5 October 2006 | read this |

Laura Zigman Explains Her Faction

I’ve been a fan of Laura Zigman since I interviewed her way back when, so I’m glad to turn the site over to her briefly so she can tell you about her latest novel, Piece of Work, and how it illustrates the success you can have by “writing what you know.” (This essay originally appeared on the Warner Books website.)


People often ask authors if the stuff in their novels—the good stuff, the juicy stuff, the stuff most likely to get them into trouble—is true. And when asked, most authors will say that they’ve made everything up; that nothing in the book is autobiographical. One of the reasons they say this is because they don’t want to get in trouble, which is completely understandable. Another reason they say this is so that they can appear to be fabulously imaginative: it’s much harder, these alleged fabulously imaginative fiction writers would argue, to make stuff up than it is to simply write things down that have actually happened to you.

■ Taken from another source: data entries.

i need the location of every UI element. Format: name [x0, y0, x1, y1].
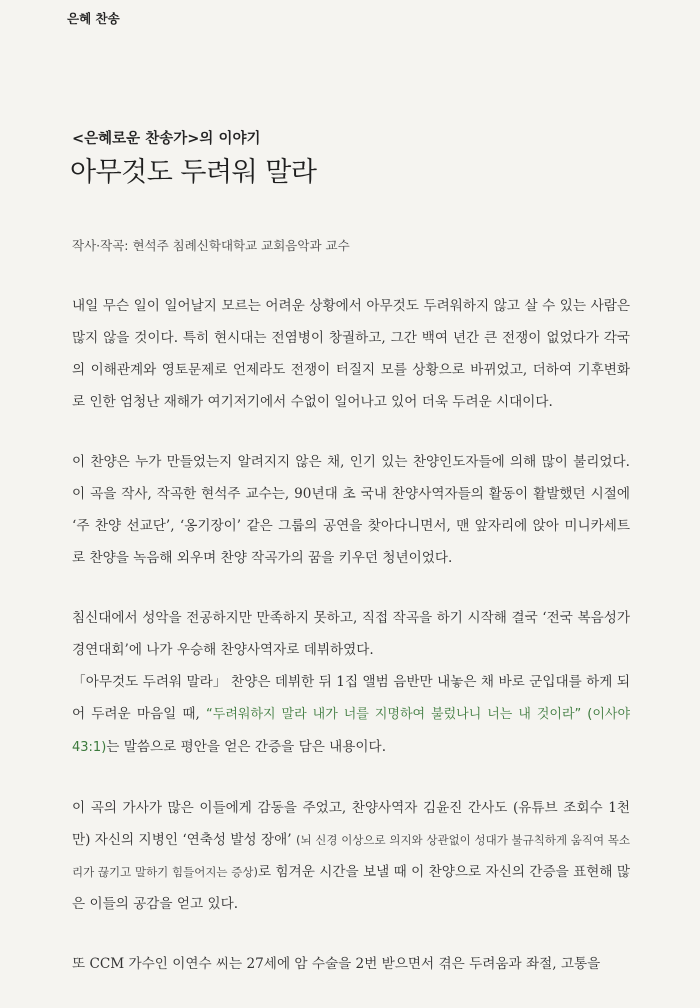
- paragraph-1: 내일 무슨 일이 일어날지 모르는 어려운 상황에서 아무것도 두려워하지 않고 살 수 있는 사람은 많지 않을 것이다. 특히 현시대는 전염병이 창궐하고, 그간 백여 년간 큰 전쟁이 없었다가 각국의 이해관계와 영토문제로 언제라도 전쟁이 터질지 모를 상황으로 바뀌었고, 더하여 기후변화로 인한 엄청난 재해가 여기저기에서 수없이 일어나고 있어 더욱 두려운 시대이다.: [72, 298, 630, 410]
- paragraph-3: 침신대에서 성악을 전공하지만 만족하지 못하고, 직접 작곡을 하기 시작해 결국 ‘전국 복음성가 경연대회’에 나가 우승해 찬양사역자로 데뷔하였다.: [72, 610, 630, 658]
- scripture-quote: “두려워하지 말라 내가 너를 지명하여 불렀나니 너는 내 것이라” (이사야 43:1): [72, 707, 630, 755]
- paragraph-5: [72, 792, 630, 920]
- article-author: 작사·작곡: 현석주 침례신학대학교 교회음악과 교수: [72, 238, 350, 253]
- article-body: [72, 290, 630, 1008]
- paragraph-5-text-a: 이 곡의 가사가 많은 이들에게 감동을 주었고, 찬양사역자 김윤진 간사도 (유튜브 조회수 1천만) 자신의 지병인 ‘연축성 발성 장애’: [72, 800, 630, 848]
- paragraph-4-text-b: 는 말씀으로 평안을 얻은 간증을 담은 내용이다.: [106, 739, 387, 755]
- article-title: 아무것도 두려워 말라: [70, 157, 317, 188]
- paragraph-4-text-a: 「아무것도 두려워 말라」 찬양은 데뷔한 뒤 1집 앨범 음반만 내놓은 채 바로 군입대를 하게 되어 두려운 마음일 때,: [72, 674, 630, 722]
- paragraph-5-text-b: 로 힘겨운 시간을 보낼 때 이 찬양으로 자신의 간증을 표현해 많은 이들의 공감을 얻고 있다.: [72, 864, 631, 912]
- paragraph-6: 또 CCM 가수인 이연수 씨는 27세에 암 수술을 2번 받으면서 겪은 두려움과 좌절, 고통을: [72, 956, 601, 972]
- paragraph-2: 이 찬양은 누가 만들었는지 알려지지 않은 채, 인기 있는 찬양인도자들에 의해 많이 불리었다. 이 곡을 작사, 작곡한 현석주 교수는, 90년대 초 국내 찬양사역자들의 활동이 활발했던 시절에 ‘주 찬양 선교단’, ‘옹기장이’ 같은 그룹의 공연을 찾아다니면서, 맨 앞자리에 앉아 미니카세트로 찬양을 녹음해 외우며 찬양 작곡가의 꿈을 키우던 청년이었다.: [72, 454, 630, 566]
- medical-note: (뇌 신경 이상으로 의지와 상관없이 성대가 불규칙하게 움직여 목소리가 끊기고 말하기 힘들어지는 증상): [72, 833, 631, 879]
- site-name[interactable]: 은혜 찬송: [67, 11, 120, 26]
- article-subtitle: <은혜로운 찬송가>의 이야기: [72, 131, 261, 147]
- paragraph-4: [72, 666, 630, 764]
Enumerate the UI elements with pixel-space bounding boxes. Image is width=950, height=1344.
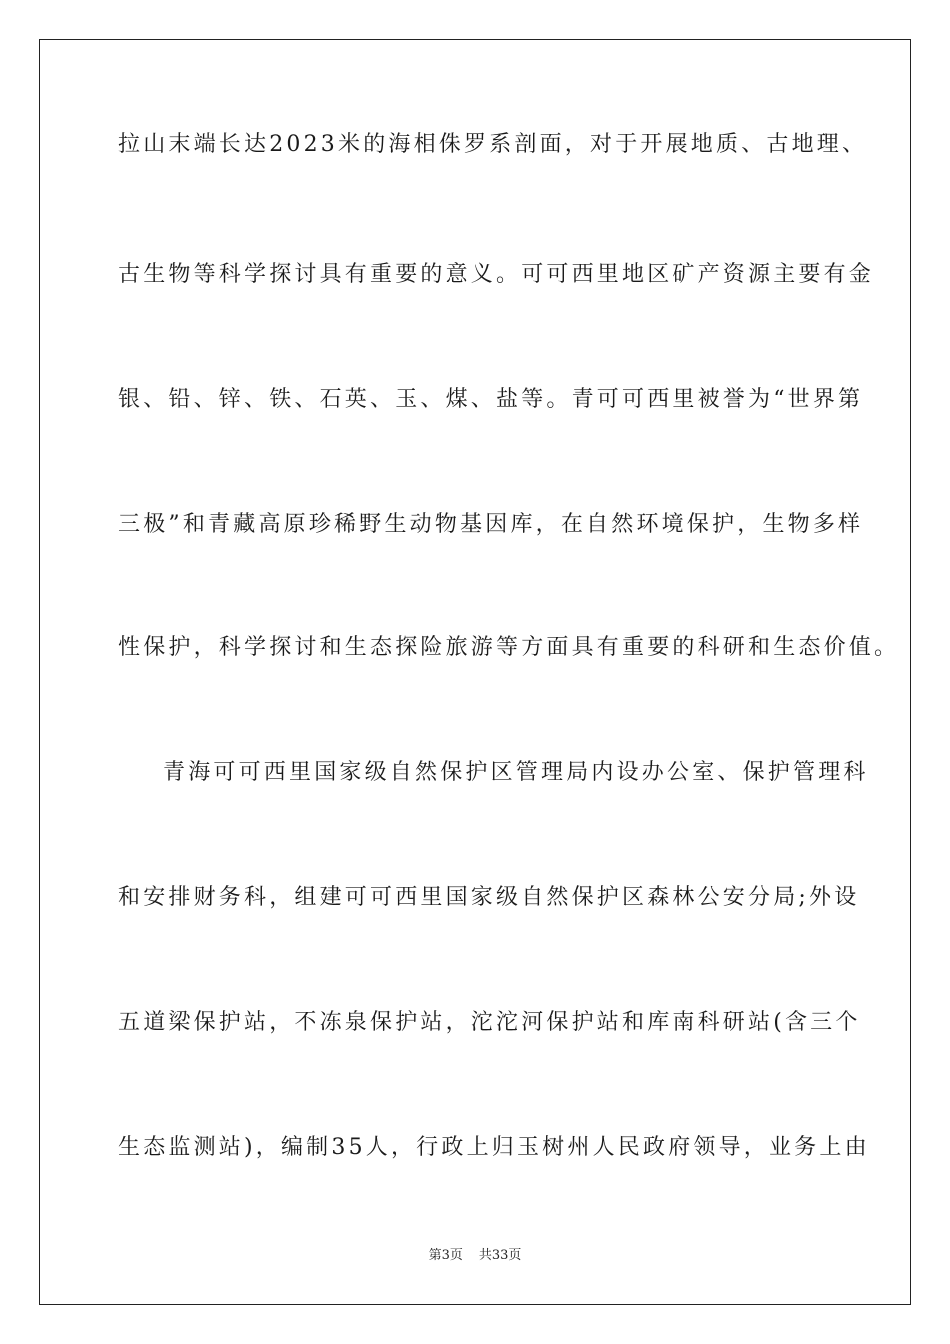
page-footer (0, 1249, 950, 1262)
body-text-line: 和安排财务科，组建可可西里国家级自然保护区森林公安分局;外设 (118, 885, 860, 910)
page-number: 第3页 (428, 1248, 463, 1263)
page-total: 共33页 (478, 1248, 522, 1263)
body-text-line: 拉山末端长达2023米的海相侏罗系剖面，对于开展地质、古地理、 (118, 132, 868, 157)
paragraph-first-line: 青海可可西里国家级自然保护区管理局内设办公室、保护管理科 (163, 760, 869, 785)
page-border (39, 39, 911, 1305)
body-text-line: 三极”和青藏高原珍稀野生动物基因库，在自然环境保护，生物多样 (118, 512, 864, 537)
body-text-line: 古生物等科学探讨具有重要的意义。可可西里地区矿产资源主要有金 (118, 262, 875, 287)
body-text-line: 性保护，科学探讨和生态探险旅游等方面具有重要的科研和生态价值。 (118, 635, 900, 660)
body-text-line: 银、铅、锌、铁、石英、玉、煤、盐等。青可可西里被誉为“世界第 (118, 387, 864, 412)
body-text-line: 五道梁保护站，不冻泉保护站，沱沱河保护站和库南科研站(含三个 (118, 1010, 861, 1035)
body-text-line: 生态监测站)，编制35人，行政上归玉树州人民政府领导，业务上由 (118, 1135, 870, 1160)
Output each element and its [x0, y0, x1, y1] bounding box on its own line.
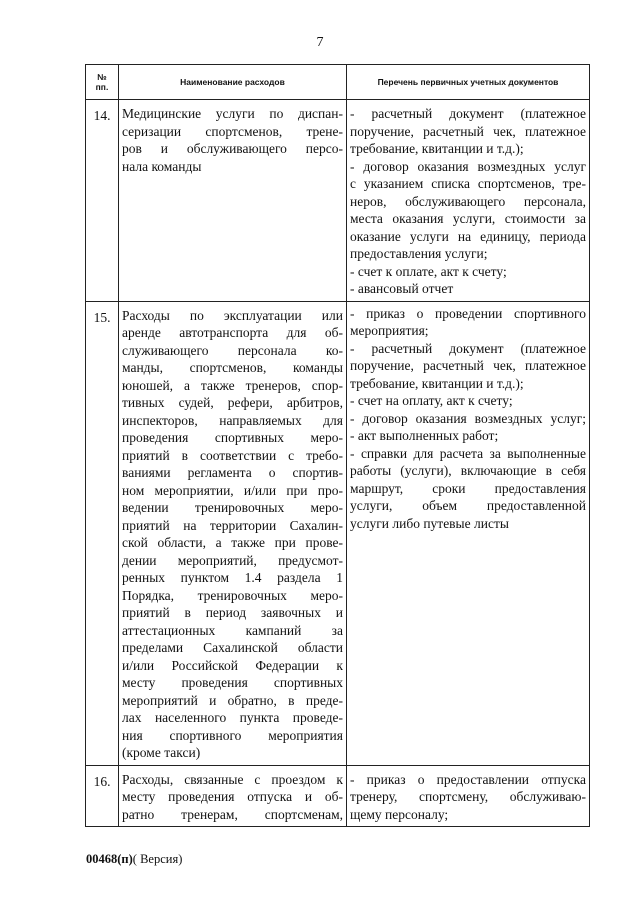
expense-name-line: и/или Российской Федерации к: [122, 657, 343, 673]
table-row: [86, 100, 590, 302]
expense-name-line: Порядка, тренировочных меро-: [122, 587, 343, 603]
document-line: - расчетный документ (платежное: [350, 340, 586, 356]
document-line: предоставления услуги;: [350, 246, 488, 261]
expense-name-line: дении мероприятий, предусмот-: [122, 552, 343, 568]
expense-name-line: мероприятий и обратно, в преде-: [122, 692, 343, 708]
document-line: - акт выполненных работ;: [350, 428, 499, 443]
documents-cell: [347, 765, 590, 827]
document-line: неров, обслуживающего персонала,: [350, 193, 586, 209]
expense-name-line: ном мероприятии, и/или при про-: [122, 482, 343, 498]
header-number-abbr: пп.: [95, 82, 109, 92]
document-line: - договор оказания возмездных услуг: [350, 158, 586, 174]
document-line: щему персоналу;: [350, 806, 449, 822]
document-line: услуги либо путевые листы: [350, 515, 509, 531]
document-version: ( Версия): [132, 852, 183, 866]
expenses-table: [85, 64, 590, 827]
document-line: поручение, расчетный чек, платежное: [350, 123, 586, 139]
document-line: поручение, расчетный чек, платежное: [350, 358, 586, 373]
expense-name-line: ния спортивного мероприятия: [122, 727, 343, 743]
document-line: - счет к оплате, акт к счету;: [350, 263, 507, 279]
row-number: 16.: [86, 765, 119, 827]
expense-name-line: Медицинские услуги по диспан-: [122, 106, 343, 121]
document-line: - договор оказания возмездных услуг;: [350, 410, 586, 426]
document-line: с указанием списка спортсменов, тре-: [350, 176, 586, 191]
expense-name-line: Расходы по эксплуатации или: [122, 307, 343, 323]
expense-name-line: (кроме такси): [122, 745, 201, 760]
document-line: тренеру, спортсмену, обслуживаю-: [350, 789, 586, 804]
expense-name-line: проведения спортивных меро-: [122, 430, 343, 445]
document-line: работы (услуги), включающие в себя: [350, 463, 586, 478]
expense-name-cell: [119, 100, 347, 302]
expense-name-line: ваниями регламента о спортив-: [122, 465, 343, 480]
document-line: - авансовый отчет: [350, 281, 454, 296]
expense-name-line: ведении тренировочных меро-: [122, 500, 343, 515]
expense-name-cell: [119, 301, 347, 765]
expense-name-line: нала команды: [122, 158, 202, 174]
expense-name-line: юношей, а также тренеров, спор-: [122, 377, 343, 393]
expense-name-line: месту проведения спортивных: [122, 675, 343, 690]
expense-name-line: лах населенного пункта проведе-: [122, 710, 343, 725]
document-line: - справки для расчета за выполненные: [350, 445, 586, 461]
expense-name-line: месту проведения отпуска и об-: [122, 789, 343, 804]
document-line: маршрут, сроки предоставления: [350, 480, 586, 496]
header-number: [86, 65, 119, 100]
expense-name-line: ров и обслуживающего персо-: [122, 141, 343, 156]
row-number: 14.: [86, 100, 119, 302]
expense-name-line: служивающего персонала ко-: [122, 342, 343, 358]
document-line: - счет на оплату, акт к счету;: [350, 393, 513, 408]
expense-name-line: аттестационных кампаний за: [122, 622, 343, 638]
expense-name-line: Расходы, связанные с проездом к: [122, 771, 343, 787]
expense-name-line: инспекторов, направляемых для: [122, 412, 343, 428]
header-expense-name: Наименование расходов: [119, 65, 347, 100]
expense-name-line: ратно тренерам, спортсменам,: [122, 806, 343, 822]
expense-name-line: аренде автотранспорта для об-: [122, 325, 343, 340]
expense-name-cell: [119, 765, 347, 827]
documents-cell: [347, 100, 590, 302]
expense-name-line: серизации спортсменов, трене-: [122, 123, 343, 139]
document-line: - приказ о проведении спортивного: [350, 305, 586, 321]
page-number: 7: [316, 35, 324, 50]
expense-name-line: ренных пунктом 1.4 раздела 1: [122, 570, 343, 585]
document-line: услуги, объем предоставленной: [350, 498, 586, 513]
document-line: оказание услуги на единицу, периода: [350, 228, 586, 244]
document-line: - приказ о предоставлении отпуска: [350, 771, 586, 787]
expense-name-line: манды, спортсменов, команды: [122, 360, 343, 375]
header-documents: Перечень первичных учетных документов: [347, 65, 590, 100]
row-number: 15.: [86, 301, 119, 765]
document-line: места оказания услуги, стоимости за: [350, 211, 586, 226]
expense-name-line: тивных судей, рефери, арбитров,: [122, 395, 343, 410]
expense-name-line: приятий на территории Сахалин-: [122, 517, 343, 533]
document-footer: [86, 852, 182, 867]
expense-name-line: приятий в период заявочных и: [122, 605, 343, 620]
expense-name-line: приятий в соответствии с требо-: [122, 447, 343, 463]
document-code: 00468(п): [86, 852, 133, 866]
expense-name-line: ской области, а также при прове-: [122, 535, 343, 550]
header-number-sign: №: [97, 72, 107, 82]
table-header-row: [86, 65, 590, 100]
document-line: требование, квитанции и т.д.);: [350, 141, 524, 156]
table-row: [86, 301, 590, 765]
table-row: [86, 765, 590, 827]
document-line: - расчетный документ (платежное: [350, 106, 586, 121]
document-line: мероприятия;: [350, 323, 429, 338]
documents-cell: [347, 301, 590, 765]
document-line: требование, квитанции и т.д.);: [350, 375, 524, 391]
expense-name-line: пределами Сахалинской области: [122, 640, 343, 655]
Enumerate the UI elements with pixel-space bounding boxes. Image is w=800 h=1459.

Not for me. I think recalling and dredging up and writing about painful and embarrassing events that have actually happened—bad blind dates, bad relationships, bad break-ups, acting like a completely insane obsessive-compulsive jealous suspicious (but almost completely justified) boyfriend stalker—and things that have been survived—gigantic narcissists; bad sadistic bosses behaving like complete lunatics—is much harder. But then, I’m biased. Because that’s what I do. I write about things that have happened to me.

What I also do is admit that I write about things that have happened to me.